Wenn es nicht mit Photoshop geht mit was dann ?

greetz flip


----------



## Onkel Jürgen (16. Februar 2005)

Eine Antwort auf Deine Frage habe ich nicht direkt, aber den Hinweis, dass eine solche statistische Angabe nicht unbedingt weiterhilft.
Du siehst in meinem Beispiel zwei Flächen, eine gerahmt, die andere nicht, welche jeweils zur Hälfte schwarz und weiß sind, aber doch sehr verschieden wirken.


----------



## kuhlmaehn (16. Februar 2005)

Mh naja es geht doch aber darum, dass midestens 30% weiß beim Drucken billiger ist und nicht wie es wirkt. Oder wie meinst du das?

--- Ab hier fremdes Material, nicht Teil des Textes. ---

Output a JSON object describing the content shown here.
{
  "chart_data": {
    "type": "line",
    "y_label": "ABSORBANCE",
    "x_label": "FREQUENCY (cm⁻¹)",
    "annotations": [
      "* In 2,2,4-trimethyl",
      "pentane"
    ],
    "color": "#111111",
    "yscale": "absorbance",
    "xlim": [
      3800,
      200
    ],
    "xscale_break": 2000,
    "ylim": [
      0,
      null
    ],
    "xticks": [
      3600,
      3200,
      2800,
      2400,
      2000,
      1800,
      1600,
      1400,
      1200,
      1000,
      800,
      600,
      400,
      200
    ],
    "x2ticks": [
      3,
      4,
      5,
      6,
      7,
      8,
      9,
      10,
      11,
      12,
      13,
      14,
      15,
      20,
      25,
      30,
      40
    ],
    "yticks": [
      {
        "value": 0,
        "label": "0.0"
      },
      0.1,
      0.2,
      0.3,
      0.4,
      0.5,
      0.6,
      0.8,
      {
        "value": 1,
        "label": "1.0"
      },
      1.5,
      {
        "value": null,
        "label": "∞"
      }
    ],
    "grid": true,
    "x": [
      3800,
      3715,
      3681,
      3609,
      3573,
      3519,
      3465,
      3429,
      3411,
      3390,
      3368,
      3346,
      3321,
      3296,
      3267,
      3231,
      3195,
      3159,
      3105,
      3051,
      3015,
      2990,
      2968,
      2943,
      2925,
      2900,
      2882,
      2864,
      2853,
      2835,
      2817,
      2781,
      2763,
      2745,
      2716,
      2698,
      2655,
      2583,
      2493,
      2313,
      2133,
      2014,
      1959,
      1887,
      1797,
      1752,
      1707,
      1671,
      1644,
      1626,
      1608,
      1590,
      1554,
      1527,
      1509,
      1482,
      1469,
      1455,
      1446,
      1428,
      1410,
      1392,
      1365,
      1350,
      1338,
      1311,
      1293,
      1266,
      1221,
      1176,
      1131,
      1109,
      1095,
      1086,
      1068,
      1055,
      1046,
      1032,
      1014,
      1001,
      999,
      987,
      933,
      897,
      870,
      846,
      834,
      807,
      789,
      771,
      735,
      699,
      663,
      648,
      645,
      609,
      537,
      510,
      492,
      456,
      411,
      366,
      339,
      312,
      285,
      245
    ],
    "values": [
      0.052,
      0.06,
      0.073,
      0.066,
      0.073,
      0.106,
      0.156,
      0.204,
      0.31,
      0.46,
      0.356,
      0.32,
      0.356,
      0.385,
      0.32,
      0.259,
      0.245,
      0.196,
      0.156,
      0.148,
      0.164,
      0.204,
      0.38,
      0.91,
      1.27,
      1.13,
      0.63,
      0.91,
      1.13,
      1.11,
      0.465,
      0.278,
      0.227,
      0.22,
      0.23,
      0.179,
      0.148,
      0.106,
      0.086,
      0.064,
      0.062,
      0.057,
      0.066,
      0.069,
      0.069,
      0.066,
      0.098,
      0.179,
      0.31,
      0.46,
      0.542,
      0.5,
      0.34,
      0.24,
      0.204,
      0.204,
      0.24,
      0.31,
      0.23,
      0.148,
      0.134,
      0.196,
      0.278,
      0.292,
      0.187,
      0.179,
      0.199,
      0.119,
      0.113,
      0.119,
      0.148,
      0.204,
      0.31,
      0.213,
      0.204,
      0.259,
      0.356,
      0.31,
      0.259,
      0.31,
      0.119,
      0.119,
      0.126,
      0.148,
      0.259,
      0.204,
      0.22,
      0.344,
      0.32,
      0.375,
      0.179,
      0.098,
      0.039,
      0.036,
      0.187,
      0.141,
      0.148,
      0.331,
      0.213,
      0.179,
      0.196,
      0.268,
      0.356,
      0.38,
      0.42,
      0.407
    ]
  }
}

Ich könnte dir sagen wie man in Visual Basic ein Bild pixelweise durchläuft und dabei alle weißen Pixel zählt. Anhand der Gesamtpixelzahl und der Anzahl der weißen Pixel kann man ja dann die Prozentzahl errechnen.
Weiss nicht ob dir das genügt?!

kuhlmaehn


----------



## holzoepfael (16. Februar 2005)

Also kuhlmaehn so wie ich ihn verstanden habe, will er absolut nicht mehr wissen?! Also her mit der Lösung...^^


----------



## flip (18. Februar 2005)

kuhlmaehn,
Jo genau das will ich wissen.
Zwar wäre mir eine grafische Lösung lieber, da ich kein VB kann. Und bei einer DIN A 0 Grösse würde das doch ne Weile dauern, wenn das Pixel für Pixel durchlaufen würde ?
Onkel Jürgen,
Das ist mir klar =) Aber ich meinte das so wie kuhlmaehn das meinte.
Wie die Farben angeordnet sind ist egal. Hauptsache man kann den reinen Weißanteil rausfinden. 

flip


----------



## kuhlmaehn (19. Februar 2005)

Mh sorry ich habs gereade mal probiert und ein 200x200 großes Bild dauert schon ne gute Minute und mein Computer ist nicht wirklich schlecht.
Visual Basic ist da einfach nicht das Richtige   

Ich hab auch nochmal etliche Pluginseiten durchsucht und es scheint sowas leider nicht zu geben. Ich hab jedoch das englische Wort für Farbanteil nicht rausgekriegt. Es gibt vielleicht nocht Hoffnung .

kuhlmaehn


----------



## flip (19. Februar 2005)

Hm...
Danke dir. Dann muß ich dem CopyShop meines "Vertrauens" wohl in Zukunft doch vertrauen *G*
flip


----------